I have data with non rectangular shape like this:
samples_train = {'data': [np.array([[1,1]]), np.array([[1,1],[2,2]]), np.array([[1,1],[2,2],[3,3]])],
'labels': [1,2,3]}
Its a dict that contains a list of arrays with shape=[variable, 2]
.
Since I have a custom training loop, I want to access the data via a key 'data' and 'labels' (I got additional keys I store), hence the dict format.
I especially do not want to pad them to one common sequence length (So far I did pad them, and the above from_tensor_slices
approach works fine with padded same-length sequences).

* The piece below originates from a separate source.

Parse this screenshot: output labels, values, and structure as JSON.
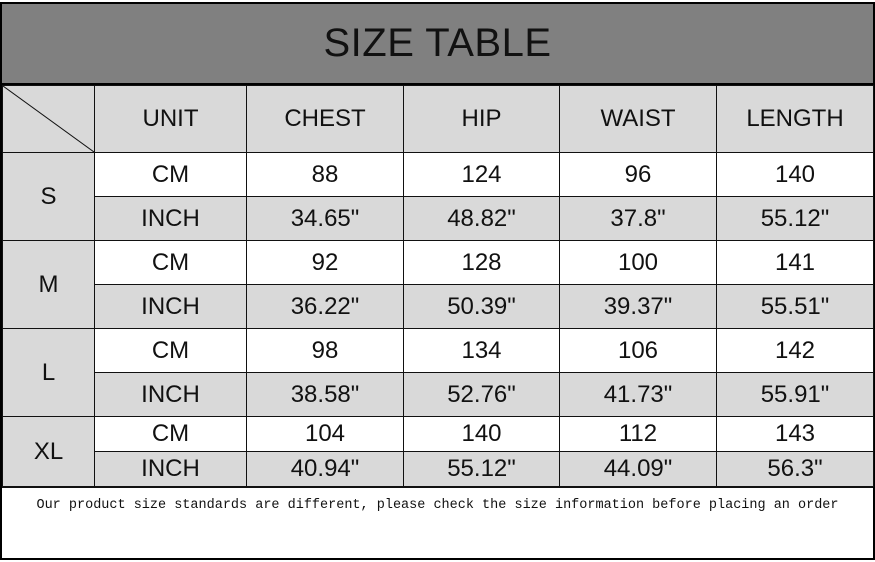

But now I need them not padded.
If I try:
ds = tf.data.Dataset.from_tensor_slices(samples_train)
I get this error which makes somehow sense:
ValueError: Can't convert non-rectangular Python sequence to Tensor.
So the answer to this question suggested something like:
ds = tf.data.Dataset.from_generator(
lambda: iter(zip(samples_train['data'], samples_train['labels'])),
output_types=(tf.float32, tf.float32)
)
which works fine by checking with:
for batch in ds:
print(batch)
--> output:
(<tf.Tensor: shape=(1, 2), dtype=float32, numpy=array([[1., 1.]], dtype=float32)>, <tf.Tensor: shape=(), dtype=float32, numpy=1.0>)
(<tf.Tensor: shape=(2, 2), dtype=float32, numpy=
array([[1., 1.],
[2., 2.]], dtype=float32)>, <tf.Tensor: shape=(), dtype=float32, numpy=2.0>)
(<tf.Tensor: shape=(3, 2), dtype=float32, numpy=
array([[1., 1.],
[2., 2.],
[3., 3.]], dtype=float32)>, <tf.Tensor: shape=(), dtype=float32, numpy=3.0>)
But this way, I loose my dict keys.
However, I want to be able to access them like this:
for batch in ds:
print(batch['data'])
print(batch['labels'])
How can I preserve those dict keys within the dataset?